Personal information
- Full name: Ray Herring
- Born: 24 September 1967 (age 57) Oakey, Queensland, Australia
- Height: 179 cm (5 ft 10 in)
- Weight: 81 kg (179 lb; 12 st 11 lb)

Playing information
- Position: Hooker
Club
| Years | Team | Pld | T | G | FG | P |
| 1988–90 | Brisbane Broncos | 5 | 0 | 0 | 0 | 0 |
| 1991–94 | Gold Coast | 56 | 9 | 0 | 0 | 36 |
| 1995 | South Queensland | 6 | 0 | 0 | 0 | 0 |
|  | Total | 67 | 9 | 0 | 0 | 36 |
- Source: As of 31 January 2019

= Ray Herring =

Australian rugby league footballer

Ray Herring (born 24 September 1967) is an Australian rugby league former professional rugby league footballer who played for three Queensland clubs in Australia during the 1980s and 1990s.
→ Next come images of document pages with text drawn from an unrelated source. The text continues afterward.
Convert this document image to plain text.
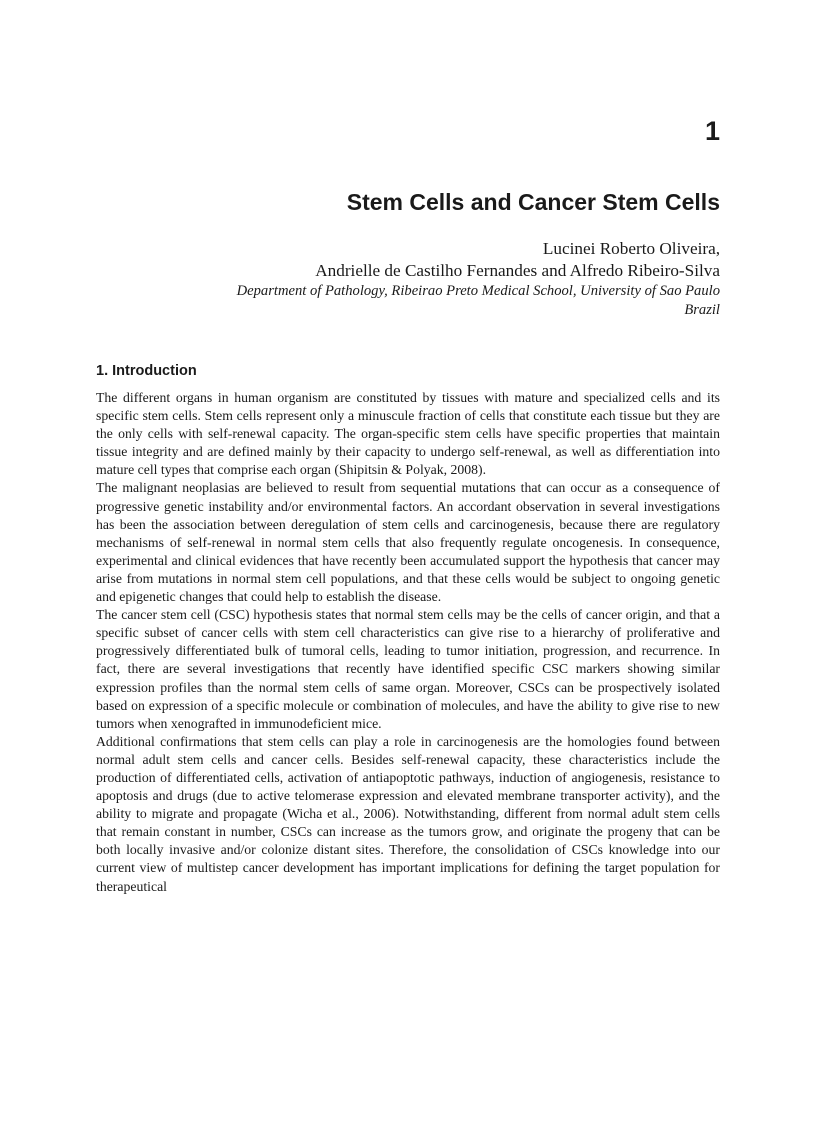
1
Stem Cells and Cancer Stem Cells
Lucinei Roberto Oliveira,
Andrielle de Castilho Fernandes and Alfredo Ribeiro-Silva
Department of Pathology, Ribeirao Preto Medical School, University of Sao Paulo
Brazil
1. Introduction

The different organs in human organism are constituted by tissues with mature and specialized cells and its specific stem cells. Stem cells represent only a minuscule fraction of cells that constitute each tissue but they are the only cells with self-renewal capacity. The organ-specific stem cells have specific properties that maintain tissue integrity and are defined mainly by their capacity to undergo self-renewal, as well as differentiation into mature cell types that comprise each organ (Shipitsin & Polyak, 2008).

The malignant neoplasias are believed to result from sequential mutations that can occur as a consequence of progressive genetic instability and/or environmental factors. An accordant observation in several investigations has been the association between deregulation of stem cells and carcinogenesis, because there are regulatory mechanisms of self-renewal in normal stem cells that also frequently regulate oncogenesis. In consequence, experimental and clinical evidences that have recently been accumulated support the hypothesis that cancer may arise from mutations in normal stem cell populations, and that these cells would be subject to ongoing genetic and epigenetic changes that could help to establish the disease.

The cancer stem cell (CSC) hypothesis states that normal stem cells may be the cells of cancer origin, and that a specific subset of cancer cells with stem cell characteristics can give rise to a hierarchy of proliferative and progressively differentiated bulk of tumoral cells, leading to tumor initiation, progression, and recurrence. In fact, there are several investigations that recently have identified specific CSC markers showing similar expression profiles than the normal stem cells of same organ. Moreover, CSCs can be prospectively isolated based on expression of a specific molecule or combination of molecules, and have the ability to give rise to new tumors when xenografted in immunodeficient mice.

Additional confirmations that stem cells can play a role in carcinogenesis are the homologies found between normal adult stem cells and cancer cells. Besides self-renewal capacity, these characteristics include the production of differentiated cells, activation of antiapoptotic pathways, induction of angiogenesis, resistance to apoptosis and drugs (due to active telomerase expression and elevated membrane transporter activity), and the ability to migrate and propagate (Wicha et al., 2006). Notwithstanding, different from normal adult stem cells that remain constant in number, CSCs can increase as the tumors grow, and originate the progeny that can be both locally invasive and/or colonize distant sites. Therefore, the consolidation of CSCs knowledge into our current view of multistep cancer development has important implications for defining the target population for therapeutical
Herring was the player who threw the pass that hit Mario Fenech in the head, leading to the term "Falcon".

==Background==
Herring attended Oakey State High and, in 1984, was part of the Australian Schoolboys team.

==Playing career==
In 1988, he made his first grade debut for the Brisbane Broncos. Herring remained with the Broncos for the next three seasons but was only used sparingly and from the bench.

In 1991, he switched clubs, joining the Gold Coast. Herring played in fifty six matches for the club over the next four years and often started at hooker. However the club was not competitive.

In 1995, Herring returned to Brisbane, joining the new South Queensland Crushers franchise. He played in their inaugural match on 11 March 1995 but only played in five other matches throughout the season before retiring.